Hedi and Mahdi’s mother, Jalila Taamallah, traveled to Italy in 2021 to carry out-with the support of her lawyer Serena Romano and the associations that accompanied her-the painful procedure of identification, exhumation of the bodies-which had meanwhile been buried in the cemeteries of Trabia (Pa) and Castel di Tusa (Me)-and repatriation of the bodies. Jalila had to launch a fundraiser to reach the amount needed to carry out the transport of the bodies to Tunisia, since the Tunisian Consulate did not guarantee to cover the expenses.

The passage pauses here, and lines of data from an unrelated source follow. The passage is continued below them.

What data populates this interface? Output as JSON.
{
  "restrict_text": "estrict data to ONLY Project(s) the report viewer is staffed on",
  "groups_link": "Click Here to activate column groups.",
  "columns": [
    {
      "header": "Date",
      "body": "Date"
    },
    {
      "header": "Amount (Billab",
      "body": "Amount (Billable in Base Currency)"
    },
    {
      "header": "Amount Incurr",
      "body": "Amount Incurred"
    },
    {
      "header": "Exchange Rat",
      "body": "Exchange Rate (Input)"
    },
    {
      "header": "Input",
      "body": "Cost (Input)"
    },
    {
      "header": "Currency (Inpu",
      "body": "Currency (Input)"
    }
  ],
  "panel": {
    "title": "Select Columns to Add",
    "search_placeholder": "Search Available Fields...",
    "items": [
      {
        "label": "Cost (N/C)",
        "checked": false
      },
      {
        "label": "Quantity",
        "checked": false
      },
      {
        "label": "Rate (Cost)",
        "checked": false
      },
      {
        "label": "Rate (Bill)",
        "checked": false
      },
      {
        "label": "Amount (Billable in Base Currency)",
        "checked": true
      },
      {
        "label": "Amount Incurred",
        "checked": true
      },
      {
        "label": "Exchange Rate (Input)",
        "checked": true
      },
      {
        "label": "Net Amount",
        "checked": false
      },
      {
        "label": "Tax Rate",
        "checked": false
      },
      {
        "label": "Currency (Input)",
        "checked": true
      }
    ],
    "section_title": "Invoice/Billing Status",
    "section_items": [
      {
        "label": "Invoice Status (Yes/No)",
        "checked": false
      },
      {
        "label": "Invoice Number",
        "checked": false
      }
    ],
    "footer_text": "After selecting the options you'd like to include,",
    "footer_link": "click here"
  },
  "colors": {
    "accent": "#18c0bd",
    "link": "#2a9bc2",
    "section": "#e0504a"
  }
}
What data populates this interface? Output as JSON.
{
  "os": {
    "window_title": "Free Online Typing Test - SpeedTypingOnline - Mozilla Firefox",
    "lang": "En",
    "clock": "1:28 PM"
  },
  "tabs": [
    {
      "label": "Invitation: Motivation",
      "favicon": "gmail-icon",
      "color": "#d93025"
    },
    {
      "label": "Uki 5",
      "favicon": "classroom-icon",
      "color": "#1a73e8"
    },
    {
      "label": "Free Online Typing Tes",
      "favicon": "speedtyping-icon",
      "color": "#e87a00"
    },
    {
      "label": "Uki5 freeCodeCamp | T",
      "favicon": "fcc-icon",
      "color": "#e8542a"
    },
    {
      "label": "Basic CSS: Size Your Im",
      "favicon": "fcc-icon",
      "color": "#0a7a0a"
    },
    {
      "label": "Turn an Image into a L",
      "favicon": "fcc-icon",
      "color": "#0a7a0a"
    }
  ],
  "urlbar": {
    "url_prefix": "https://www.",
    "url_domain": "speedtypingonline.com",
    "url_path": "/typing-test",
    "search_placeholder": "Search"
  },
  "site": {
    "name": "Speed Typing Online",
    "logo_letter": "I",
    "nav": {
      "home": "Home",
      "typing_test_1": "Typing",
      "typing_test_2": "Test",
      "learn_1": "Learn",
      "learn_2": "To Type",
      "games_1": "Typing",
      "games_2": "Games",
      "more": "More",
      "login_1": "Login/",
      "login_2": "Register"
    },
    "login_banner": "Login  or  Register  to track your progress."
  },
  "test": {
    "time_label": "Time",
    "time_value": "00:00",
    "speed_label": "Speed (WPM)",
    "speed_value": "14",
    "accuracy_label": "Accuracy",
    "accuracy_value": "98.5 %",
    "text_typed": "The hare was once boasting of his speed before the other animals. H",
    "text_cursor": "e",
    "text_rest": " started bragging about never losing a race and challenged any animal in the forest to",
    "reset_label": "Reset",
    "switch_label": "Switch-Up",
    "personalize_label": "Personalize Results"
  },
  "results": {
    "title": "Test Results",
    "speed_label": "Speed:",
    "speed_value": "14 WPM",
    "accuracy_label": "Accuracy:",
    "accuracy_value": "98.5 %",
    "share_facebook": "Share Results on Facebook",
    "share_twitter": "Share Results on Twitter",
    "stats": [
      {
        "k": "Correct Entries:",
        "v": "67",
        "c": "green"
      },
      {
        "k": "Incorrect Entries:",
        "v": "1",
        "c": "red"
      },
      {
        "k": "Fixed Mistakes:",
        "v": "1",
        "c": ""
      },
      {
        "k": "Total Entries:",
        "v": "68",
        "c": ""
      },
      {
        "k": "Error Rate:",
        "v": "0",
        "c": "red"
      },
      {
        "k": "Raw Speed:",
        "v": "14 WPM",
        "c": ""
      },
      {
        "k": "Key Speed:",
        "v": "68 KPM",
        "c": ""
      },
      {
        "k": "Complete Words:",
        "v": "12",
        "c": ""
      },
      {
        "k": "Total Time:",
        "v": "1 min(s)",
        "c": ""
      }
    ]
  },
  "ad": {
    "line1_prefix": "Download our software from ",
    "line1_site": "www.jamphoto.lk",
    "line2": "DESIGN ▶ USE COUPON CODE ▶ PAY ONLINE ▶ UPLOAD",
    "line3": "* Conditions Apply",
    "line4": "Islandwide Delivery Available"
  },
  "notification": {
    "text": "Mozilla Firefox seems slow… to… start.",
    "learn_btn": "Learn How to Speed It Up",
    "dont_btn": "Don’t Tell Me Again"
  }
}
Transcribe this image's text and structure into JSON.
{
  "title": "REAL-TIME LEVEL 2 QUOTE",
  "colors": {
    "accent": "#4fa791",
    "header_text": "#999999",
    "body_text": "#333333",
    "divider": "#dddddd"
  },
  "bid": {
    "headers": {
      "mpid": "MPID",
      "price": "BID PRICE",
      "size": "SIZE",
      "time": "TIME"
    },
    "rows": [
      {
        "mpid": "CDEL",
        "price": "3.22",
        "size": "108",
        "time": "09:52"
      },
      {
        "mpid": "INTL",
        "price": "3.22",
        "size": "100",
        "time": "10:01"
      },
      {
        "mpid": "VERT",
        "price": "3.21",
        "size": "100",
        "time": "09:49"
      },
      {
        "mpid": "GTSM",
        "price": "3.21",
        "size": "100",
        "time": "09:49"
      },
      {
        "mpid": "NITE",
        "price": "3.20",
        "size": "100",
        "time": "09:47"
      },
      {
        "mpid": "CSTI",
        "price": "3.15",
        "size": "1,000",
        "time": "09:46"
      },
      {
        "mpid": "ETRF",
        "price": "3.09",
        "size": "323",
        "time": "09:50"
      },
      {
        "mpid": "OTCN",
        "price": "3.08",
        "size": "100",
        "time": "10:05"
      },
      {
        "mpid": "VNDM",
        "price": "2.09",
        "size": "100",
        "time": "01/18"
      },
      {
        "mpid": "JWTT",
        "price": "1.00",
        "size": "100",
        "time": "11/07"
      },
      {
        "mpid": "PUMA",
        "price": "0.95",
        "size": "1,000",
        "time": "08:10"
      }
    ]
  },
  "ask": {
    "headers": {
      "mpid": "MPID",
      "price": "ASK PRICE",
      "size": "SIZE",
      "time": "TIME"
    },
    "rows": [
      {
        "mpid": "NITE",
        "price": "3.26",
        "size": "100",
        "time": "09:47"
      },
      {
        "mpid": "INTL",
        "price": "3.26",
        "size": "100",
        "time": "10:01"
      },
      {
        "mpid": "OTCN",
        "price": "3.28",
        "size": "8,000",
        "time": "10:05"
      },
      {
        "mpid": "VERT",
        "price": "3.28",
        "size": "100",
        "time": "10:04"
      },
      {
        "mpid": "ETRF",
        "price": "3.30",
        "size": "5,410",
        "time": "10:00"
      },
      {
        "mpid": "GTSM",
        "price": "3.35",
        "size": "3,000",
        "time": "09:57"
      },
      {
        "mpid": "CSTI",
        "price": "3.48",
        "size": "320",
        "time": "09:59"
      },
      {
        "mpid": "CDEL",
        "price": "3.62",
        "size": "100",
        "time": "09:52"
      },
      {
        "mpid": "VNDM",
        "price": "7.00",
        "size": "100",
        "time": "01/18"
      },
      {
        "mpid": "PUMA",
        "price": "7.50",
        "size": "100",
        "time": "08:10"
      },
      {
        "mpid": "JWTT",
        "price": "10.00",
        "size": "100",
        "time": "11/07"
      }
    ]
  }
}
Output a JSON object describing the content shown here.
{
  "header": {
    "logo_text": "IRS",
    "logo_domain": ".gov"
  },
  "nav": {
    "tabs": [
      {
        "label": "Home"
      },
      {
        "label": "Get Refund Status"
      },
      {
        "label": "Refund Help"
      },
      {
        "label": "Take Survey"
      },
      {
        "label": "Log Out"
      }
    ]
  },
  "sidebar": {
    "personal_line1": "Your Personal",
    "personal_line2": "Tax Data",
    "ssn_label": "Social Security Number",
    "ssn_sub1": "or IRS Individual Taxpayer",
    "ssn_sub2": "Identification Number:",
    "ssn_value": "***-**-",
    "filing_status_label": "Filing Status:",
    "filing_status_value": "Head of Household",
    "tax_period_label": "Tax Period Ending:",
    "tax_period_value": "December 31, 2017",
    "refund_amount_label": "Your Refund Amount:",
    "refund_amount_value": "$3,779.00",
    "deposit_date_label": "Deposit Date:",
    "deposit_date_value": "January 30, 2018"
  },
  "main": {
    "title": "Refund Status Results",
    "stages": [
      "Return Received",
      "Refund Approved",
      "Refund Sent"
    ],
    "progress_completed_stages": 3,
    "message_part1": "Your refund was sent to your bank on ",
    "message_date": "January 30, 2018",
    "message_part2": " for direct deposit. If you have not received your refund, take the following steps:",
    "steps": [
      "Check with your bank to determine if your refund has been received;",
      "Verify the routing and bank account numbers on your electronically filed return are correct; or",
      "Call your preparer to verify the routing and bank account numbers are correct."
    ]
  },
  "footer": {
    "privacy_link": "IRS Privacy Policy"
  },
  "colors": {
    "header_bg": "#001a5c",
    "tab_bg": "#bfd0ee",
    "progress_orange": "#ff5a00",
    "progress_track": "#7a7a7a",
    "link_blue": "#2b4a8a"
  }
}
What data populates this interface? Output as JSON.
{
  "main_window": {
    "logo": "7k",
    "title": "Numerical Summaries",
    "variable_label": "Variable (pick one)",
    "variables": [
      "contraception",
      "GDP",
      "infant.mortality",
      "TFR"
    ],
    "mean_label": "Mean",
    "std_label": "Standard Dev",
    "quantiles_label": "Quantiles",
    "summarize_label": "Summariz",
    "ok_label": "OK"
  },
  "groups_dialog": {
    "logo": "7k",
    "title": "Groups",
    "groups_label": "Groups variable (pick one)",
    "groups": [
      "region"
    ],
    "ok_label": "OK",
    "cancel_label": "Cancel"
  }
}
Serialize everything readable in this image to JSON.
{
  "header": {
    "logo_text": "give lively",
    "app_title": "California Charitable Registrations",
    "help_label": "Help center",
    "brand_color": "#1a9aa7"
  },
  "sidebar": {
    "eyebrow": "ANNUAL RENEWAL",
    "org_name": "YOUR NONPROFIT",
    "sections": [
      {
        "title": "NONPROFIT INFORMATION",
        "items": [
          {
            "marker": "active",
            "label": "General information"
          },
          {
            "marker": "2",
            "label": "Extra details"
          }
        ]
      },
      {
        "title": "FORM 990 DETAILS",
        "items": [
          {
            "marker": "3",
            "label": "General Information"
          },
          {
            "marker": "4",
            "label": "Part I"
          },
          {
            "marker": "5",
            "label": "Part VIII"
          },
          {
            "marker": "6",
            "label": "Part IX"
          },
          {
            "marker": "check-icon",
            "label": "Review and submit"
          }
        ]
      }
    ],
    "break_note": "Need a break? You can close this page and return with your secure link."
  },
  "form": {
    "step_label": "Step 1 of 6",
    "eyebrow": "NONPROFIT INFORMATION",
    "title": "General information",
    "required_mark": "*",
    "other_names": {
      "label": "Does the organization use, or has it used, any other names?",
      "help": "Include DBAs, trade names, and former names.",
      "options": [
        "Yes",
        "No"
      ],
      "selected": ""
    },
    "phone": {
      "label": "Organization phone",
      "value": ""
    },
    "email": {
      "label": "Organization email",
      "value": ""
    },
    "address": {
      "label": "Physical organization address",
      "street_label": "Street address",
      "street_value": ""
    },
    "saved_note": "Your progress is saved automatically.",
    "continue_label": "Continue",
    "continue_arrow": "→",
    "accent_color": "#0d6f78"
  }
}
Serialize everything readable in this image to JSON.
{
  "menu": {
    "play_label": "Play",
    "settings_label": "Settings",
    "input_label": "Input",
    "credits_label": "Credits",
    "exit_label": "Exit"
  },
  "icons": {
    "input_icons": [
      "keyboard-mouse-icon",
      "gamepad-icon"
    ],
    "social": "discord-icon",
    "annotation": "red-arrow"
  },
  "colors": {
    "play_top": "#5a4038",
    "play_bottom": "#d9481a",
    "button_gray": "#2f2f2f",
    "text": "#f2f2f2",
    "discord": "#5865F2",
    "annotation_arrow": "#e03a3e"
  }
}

Thanks to donations from associations, sympathetic singolə and the financial contribution offered by the Sicilian municipalities concerned, the bodies returned to Menzel Bourguiba in the spring of 2021.

Throughout this period, Hedi and Mahdi’s family has also been plagued by unfounded accusations against their migrant sons, who have been the victims of criminalizing defamation: the two Tunisians have been fingered in Italian newspapers as drug traffickers, assuming a relationship of the two brothers with an international drug trade that has since been totally denied.

Today, the bodies of Hedi and Mahdi rest in the Menzel Bourguiba cemetery, under the protection of their mother Jalila Taamallah, who has since become an international migrant rights activist, particularly committed to supporting the families of people who have disappeared or died at the hands of borders.